Dan tiba-tiba aku tersadar, sebelum tidur aku lupa mencuci kakiku, dan karena aku sedang menstruasi mungkin makhluk-makhluk itu memberi peringatan padaku. Karena menurut cerita makhluk halus memang suka dengan orang yang dalam keadaan tidak bersih.

***


***
Hantu kamar atas
Masih dengan cerita mistisku. Aku pernah bekerja di sebuah distributor beras yang terletak di tengah kota Trenggalek, tepatnya di jalan R.A. Kartini. Tempatku bekerja telihat seperti biasa dan seperti toko pada umumnya. Pertama bekerja di tempat tersebut sedikitpun aku tak mencium firasat-firasat mistis. Sampai pada suatu hari, saat aku makan siang, aku merasakan tempatku makan pengap dan sunyi, tempat makanku di lantai dua toko tersebut. Tiba-tiba ada pertanyaan iseng yang aku lontarkan pada juru masak tempatku bekerja,
“Mbak, kok ruangannya pengap ya? Jarang dipakai ya?”
“Sering kok mbak” dia jawab pendek.
“Tapi kok aneh ya?” tanyaku agak menyelidik.
“Aneh gimana? Biasa aja” jawab juru masak itu pelan, seperti tau maksud pertanyaanku.
Akirnya aku menyimpan pertanyaanku dalam hati. Sepertinya dia tak berkenan untuk bercerita.

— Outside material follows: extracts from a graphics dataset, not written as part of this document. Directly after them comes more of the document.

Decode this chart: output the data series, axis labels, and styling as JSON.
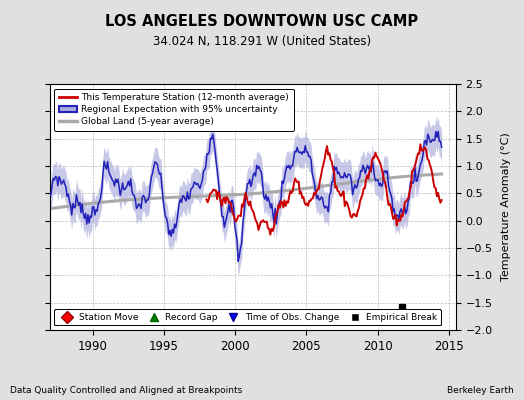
{
  "title": "LOS ANGELES DOWNTOWN USC CAMP",
  "subtitle": "34.024 N, 118.291 W (United States)",
  "ylabel": "Temperature Anomaly (°C)",
  "footer_left": "Data Quality Controlled and Aligned at Breakpoints",
  "footer_right": "Berkeley Earth",
  "xlim": [
    1987.0,
    2015.5
  ],
  "ylim": [
    -2.0,
    2.5
  ],
  "yticks": [
    -2,
    -1.5,
    -1,
    -0.5,
    0,
    0.5,
    1,
    1.5,
    2,
    2.5
  ],
  "xticks": [
    1990,
    1995,
    2000,
    2005,
    2010,
    2015
  ],
  "bg_color": "#e0e0e0",
  "plot_bg_color": "#ffffff",
  "red_color": "#cc0000",
  "blue_color": "#2222bb",
  "blue_fill_color": "#aaaadd",
  "gray_color": "#aaaaaa",
  "empirical_break_x": 2011.7,
  "empirical_break_y": -1.58,
  "legend1_labels": [
    "This Temperature Station (12-month average)",
    "Regional Expectation with 95% uncertainty",
    "Global Land (5-year average)"
  ],
  "legend2_labels": [
    "Station Move",
    "Record Gap",
    "Time of Obs. Change",
    "Empirical Break"
  ]
}
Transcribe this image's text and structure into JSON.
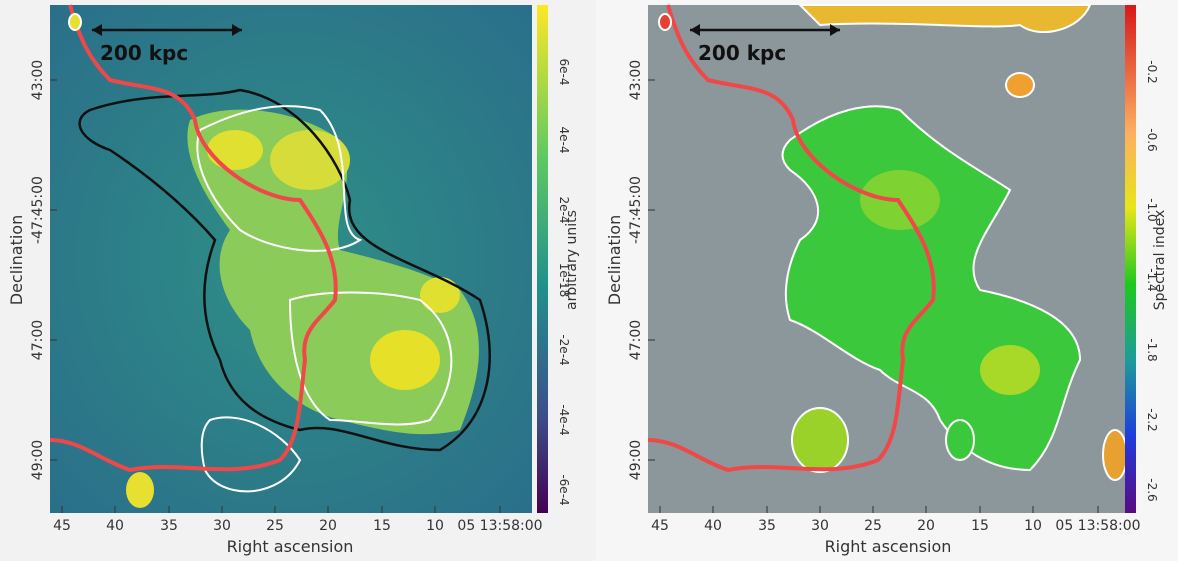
{
  "panels": [
    {
      "scale_label": "200 kpc",
      "x_axis_label": "Right ascension",
      "y_axis_label": "Declination",
      "x_tick_labels": [
        "45",
        "40",
        "35",
        "30",
        "25",
        "20",
        "15",
        "10",
        "05 13:58:00"
      ],
      "y_tick_labels": [
        "43:00",
        "-47:45:00",
        "47:00",
        "49:00"
      ],
      "colorbar_label": "arbitrary units",
      "colorbar_tick_labels": [
        "6e-4",
        "4e-4",
        "2e-4",
        "1e-18",
        "-2e-4",
        "-4e-4",
        "-6e-4"
      ]
    },
    {
      "scale_label": "200 kpc",
      "x_axis_label": "Right ascension",
      "y_axis_label": "Declination",
      "x_tick_labels": [
        "45",
        "40",
        "35",
        "30",
        "25",
        "20",
        "15",
        "10",
        "05 13:58:00"
      ],
      "y_tick_labels": [
        "43:00",
        "-47:45:00",
        "47:00",
        "49:00"
      ],
      "colorbar_label": "Spectral index",
      "colorbar_tick_labels": [
        "-0.2",
        "-0.6",
        "-1.0",
        "-1.4",
        "-1.8",
        "-2.2",
        "-2.6"
      ]
    }
  ]
}
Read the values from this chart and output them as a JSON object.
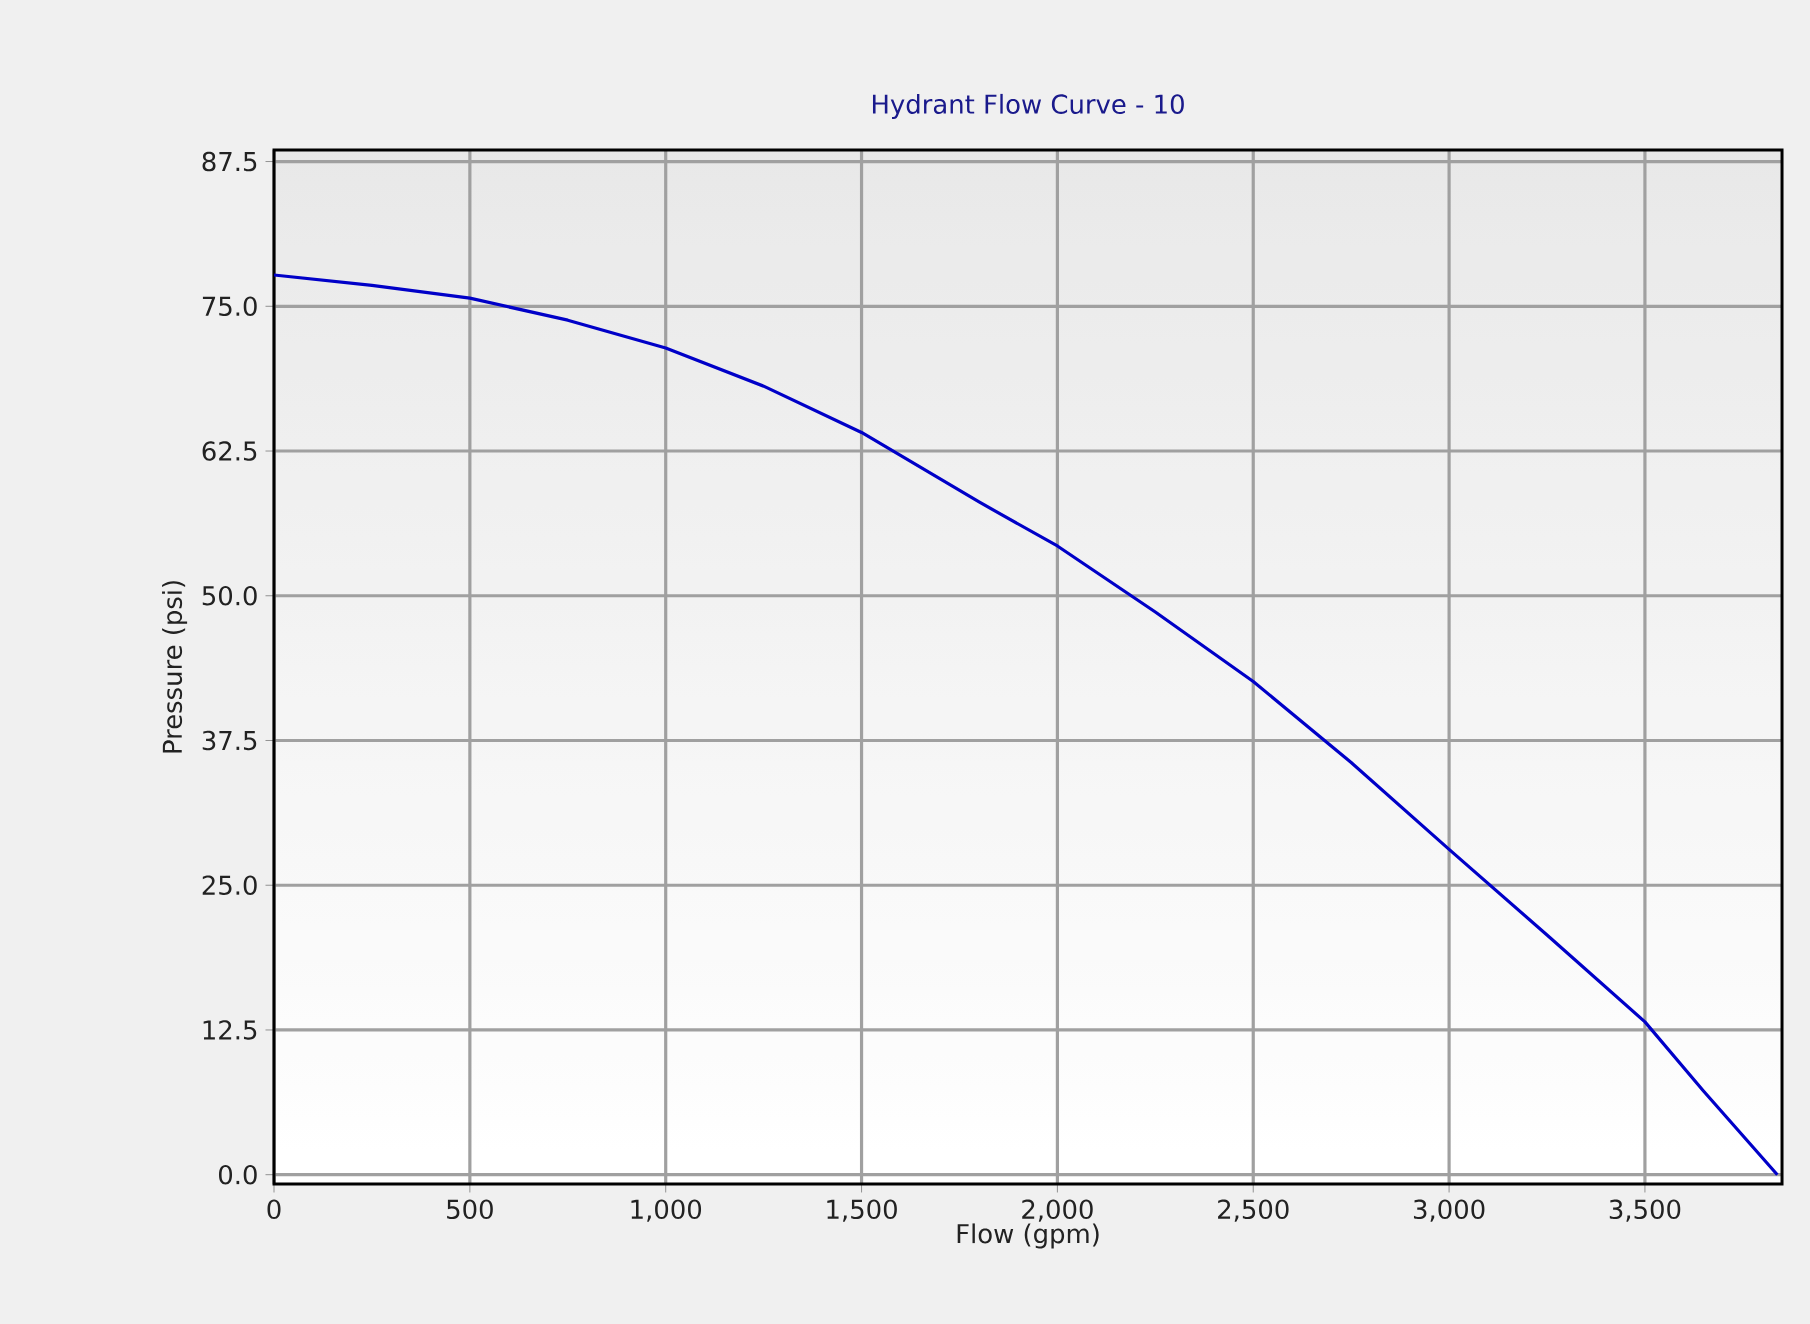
{
  "chart_data": {
    "type": "line",
    "title": "Hydrant Flow Curve - 10",
    "xlabel": "Flow (gpm)",
    "ylabel": "Pressure (psi)",
    "x": [
      0,
      250,
      500,
      750,
      1000,
      1250,
      1500,
      1800,
      2000,
      2250,
      2500,
      2750,
      3000,
      3250,
      3500,
      3650,
      3838
    ],
    "series": [
      {
        "color": "#0000c8",
        "values": [
          77.7,
          76.8,
          75.7,
          73.8,
          71.4,
          68.1,
          64.1,
          58.1,
          54.3,
          48.6,
          42.6,
          35.6,
          28.1,
          20.7,
          13.2,
          7.2,
          0
        ]
      }
    ],
    "xlim": [
      0,
      3850
    ],
    "ylim": [
      -0.8,
      88.5
    ],
    "xticks": [
      0,
      500,
      {
        "value": 1000,
        "label": "1,000"
      },
      {
        "value": 1500,
        "label": "1,500"
      },
      {
        "value": 2000,
        "label": "2,000"
      },
      {
        "value": 2500,
        "label": "2,500"
      },
      {
        "value": 3000,
        "label": "3,000"
      },
      {
        "value": 3500,
        "label": "3,500"
      }
    ],
    "yticks": [
      {
        "value": 0,
        "label": "0.0"
      },
      12.5,
      {
        "value": 25,
        "label": "25.0"
      },
      37.5,
      {
        "value": 50,
        "label": "50.0"
      },
      62.5,
      {
        "value": 75,
        "label": "75.0"
      },
      87.5
    ],
    "grid": true
  }
}
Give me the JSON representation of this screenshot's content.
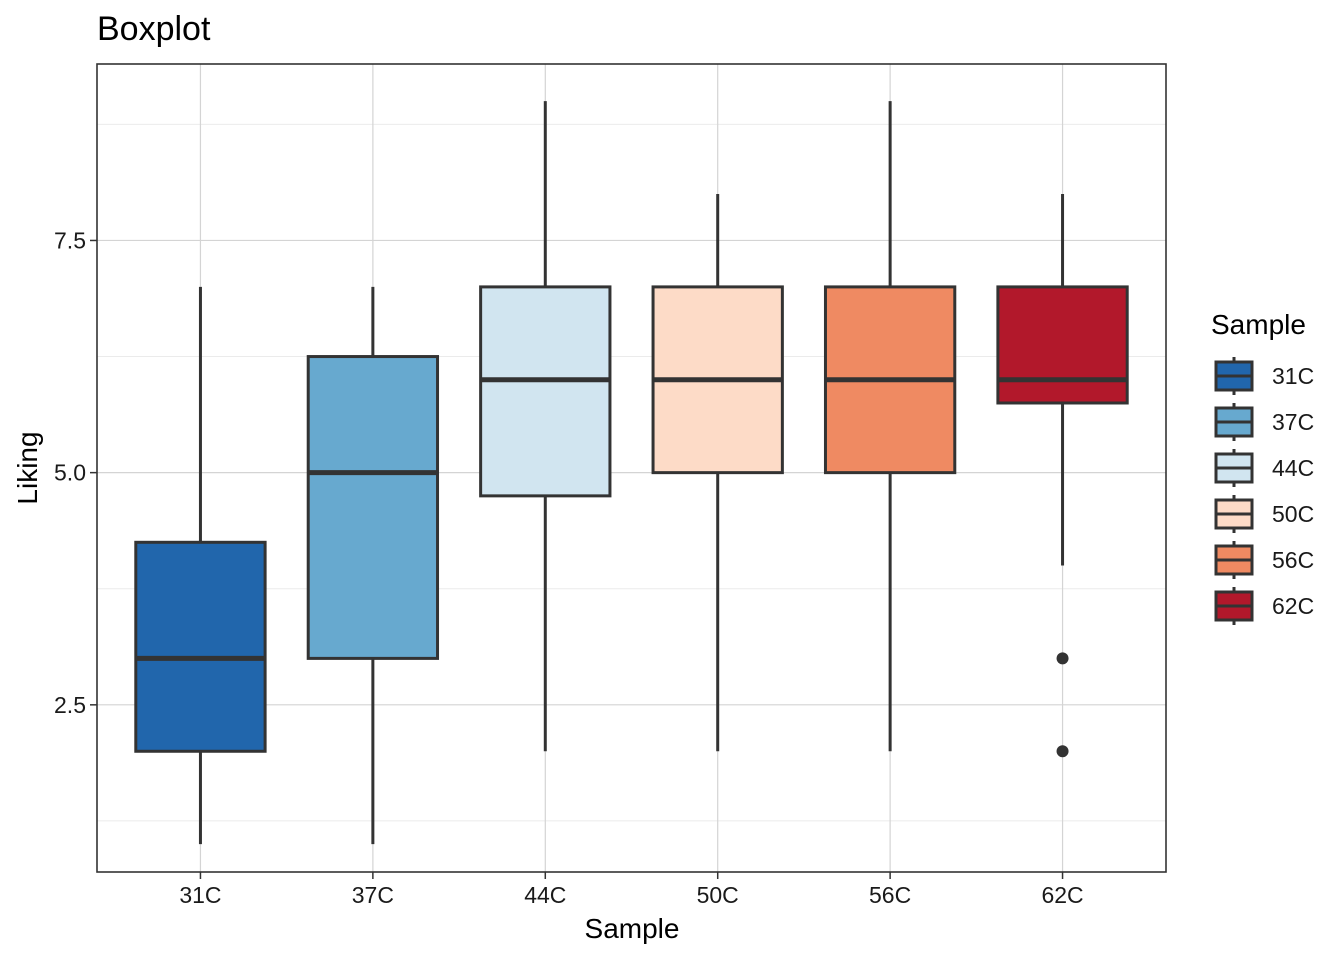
{
  "chart_data": {
    "type": "box",
    "title": "Boxplot",
    "xlabel": "Sample",
    "ylabel": "Liking",
    "ylim": [
      0.7,
      9.4
    ],
    "yticks": [
      2.5,
      5.0,
      7.5
    ],
    "ytick_labels": [
      "2.5",
      "5.0",
      "7.5"
    ],
    "grid": true,
    "legend": {
      "title": "Sample",
      "position": "right"
    },
    "categories": [
      "31C",
      "37C",
      "44C",
      "50C",
      "56C",
      "62C"
    ],
    "series": [
      {
        "name": "31C",
        "color": "#2166ac",
        "whisker_low": 1,
        "q1": 2,
        "median": 3,
        "q3": 4.25,
        "whisker_high": 7,
        "outliers": []
      },
      {
        "name": "37C",
        "color": "#67a9cf",
        "whisker_low": 1,
        "q1": 3,
        "median": 5,
        "q3": 6.25,
        "whisker_high": 7,
        "outliers": []
      },
      {
        "name": "44C",
        "color": "#d1e5f0",
        "whisker_low": 2,
        "q1": 4.75,
        "median": 6,
        "q3": 7,
        "whisker_high": 9,
        "outliers": []
      },
      {
        "name": "50C",
        "color": "#fddbc7",
        "whisker_low": 2,
        "q1": 5,
        "median": 6,
        "q3": 7,
        "whisker_high": 8,
        "outliers": []
      },
      {
        "name": "56C",
        "color": "#ef8a62",
        "whisker_low": 2,
        "q1": 5,
        "median": 6,
        "q3": 7,
        "whisker_high": 9,
        "outliers": []
      },
      {
        "name": "62C",
        "color": "#b2182b",
        "whisker_low": 4,
        "q1": 5.75,
        "median": 6,
        "q3": 7,
        "whisker_high": 8,
        "outliers": [
          3,
          2
        ]
      }
    ]
  }
}
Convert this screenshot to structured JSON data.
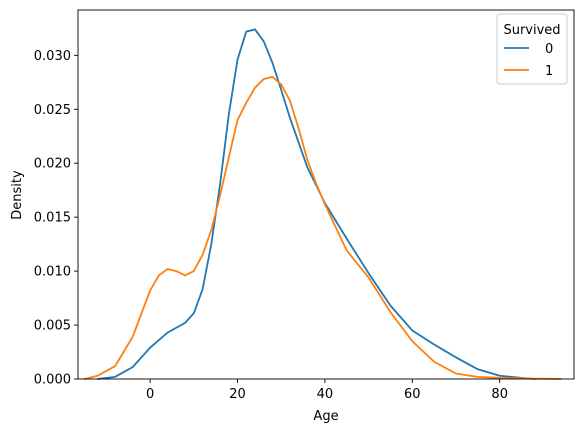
{
  "chart_data": {
    "type": "line",
    "title": "",
    "xlabel": "Age",
    "ylabel": "Density",
    "xlim": [
      -16.5,
      97
    ],
    "ylim": [
      0,
      0.0342
    ],
    "xticks": [
      0,
      20,
      40,
      60,
      80
    ],
    "yticks": [
      0.0,
      0.005,
      0.01,
      0.015,
      0.02,
      0.025,
      0.03
    ],
    "ytick_labels": [
      "0.000",
      "0.005",
      "0.010",
      "0.015",
      "0.020",
      "0.025",
      "0.030"
    ],
    "grid": false,
    "legend": {
      "title": "Survived",
      "position": "top-right"
    },
    "series": [
      {
        "name": "0",
        "color": "#1f77b4",
        "x": [
          -12,
          -8,
          -4,
          0,
          4,
          8,
          10,
          12,
          14,
          16,
          18,
          20,
          22,
          24,
          26,
          28,
          30,
          32,
          36,
          40,
          45,
          50,
          55,
          60,
          65,
          70,
          75,
          80,
          85,
          88
        ],
        "y": [
          0,
          0.0002,
          0.0011,
          0.0029,
          0.0043,
          0.0052,
          0.0061,
          0.0083,
          0.0125,
          0.018,
          0.0245,
          0.0296,
          0.0322,
          0.0324,
          0.0313,
          0.0293,
          0.0268,
          0.0242,
          0.0196,
          0.0163,
          0.013,
          0.0098,
          0.0068,
          0.0045,
          0.0032,
          0.002,
          0.0009,
          0.0003,
          0.0001,
          0
        ]
      },
      {
        "name": "1",
        "color": "#ff7f0e",
        "x": [
          -15,
          -12,
          -8,
          -4,
          0,
          2,
          4,
          6,
          8,
          10,
          12,
          14,
          16,
          18,
          20,
          22,
          24,
          26,
          28,
          30,
          32,
          34,
          36,
          38,
          40,
          45,
          50,
          55,
          60,
          65,
          70,
          75,
          80,
          85,
          90,
          94
        ],
        "y": [
          0,
          0.0003,
          0.0012,
          0.0039,
          0.0082,
          0.0096,
          0.0102,
          0.01,
          0.0096,
          0.01,
          0.0115,
          0.0138,
          0.017,
          0.0205,
          0.024,
          0.0256,
          0.027,
          0.0278,
          0.028,
          0.0273,
          0.0258,
          0.0232,
          0.0203,
          0.0181,
          0.0162,
          0.0119,
          0.0094,
          0.0062,
          0.0035,
          0.0016,
          0.0005,
          0.0002,
          0.0001,
          5e-05,
          2e-05,
          0
        ]
      }
    ]
  }
}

Makan sudah selesai dan aku kembali turun ke lantai bawah dan bekerja kembali. Esoknya, tempat makanku pindah ke rumah pemilik toko tersebut, entah alasan apa, aku tak mengerti. Dan tiba-tiba juru masak seperti mengetahui rasa penasaranku, saat makan siang dia bertanya padaku,
“Mbak, sampean kok kerasa? Apa sampean melihat sesuatu?” tanya si juru masak.
“Apa mbak? Emm agak..” aku jawab sekenaku sambil mengunyah tempe goreng yang aku makan.
Si juru masak tiba-tiba mendekat padaku dan mulai bercerita. Benar saja, tempatku bekerja memang memiliki cerita-cerita mistis, sampai-sampai pemilik toko tidak pernah mau naik ke lantai dua karena dia lah yang kerap di teror. Si juru masak bercerita, dulu ada pekerja yang bernama mas Imam, dia seorang yang khusyuk beribadah, namun setiap melaksanakan sholat di lantai dua, ada sesosok makhluk yang berambut panjang duduk bersila di depan mas Imam, mas Imam tak mau menghiraukan makhluk tersebut, karena dia tahu, makhluk yang mengganggu kekhusyu’an sholatnya adalah setan. Benar saja, makhluk itu mengganggu mas Imam, dan semakin menjadi-jadi. Saat rukuk, dia ada di bawah kepala, saat duduk, dia ada di depan, saat sujud pun dia ada di belakang posisi mas Imam sholat. Tapi karena mas Imam termasuk orang pemberani, dia tak menghiraukan teror hantu tersebut.
Si Juru masak melanjutkan ceritanya kembali
 “Mbak tau tempat yang mbak suka kemarin? Waktu mbak minum sambil foto-foto?” Aku memutar ingatanku, dan segera menjawab ,
 “Iya, balkon atas ya mbak?”
“Iya, asal Mbak tahu saja tempat dimana sampeyan duduk dan berfoto itu adalah tempat memedi sering menampakkan diri. Hantu muka rata suka duduk disitu mbak” jawabnya sambil tertawa kecil. “Hi hi hi hi.”
Seketika aku menghentikan makanku. Aku tak pernah menyangka tempat itu menyimpan banyak misteri. Si juru masak kembali bercerita. Dia bercerita bahwa setiap malam jika lampu balkon lupa di hidupkan, hantu muka rata itu duduk di teras balkon menghadap ke pintu dan diam serta rambut panjangnya terurai begitu saja. Warga di sekitar toko tersebut sering  melihat hantu itu duduk dan diam dikegelapan balkon.
Dan ternyata setelah aku telusuri dan mencari cerita disana sini, di toko tersebut pernah terjadi insiden orang tua terpeleset jatuh ke dalam sumur  tua, dan sumur tersebut ditutup begitu saja oleh pemilik toko. Menurut cerita, sumur terebut ada di gudang belakang toko. Sampai saat ini misteri-misteri cerita di tempatku kerja dulu masih tersimpan di benak para karyawan yang mengaku pernah didatangi para penunggu toko tersebut.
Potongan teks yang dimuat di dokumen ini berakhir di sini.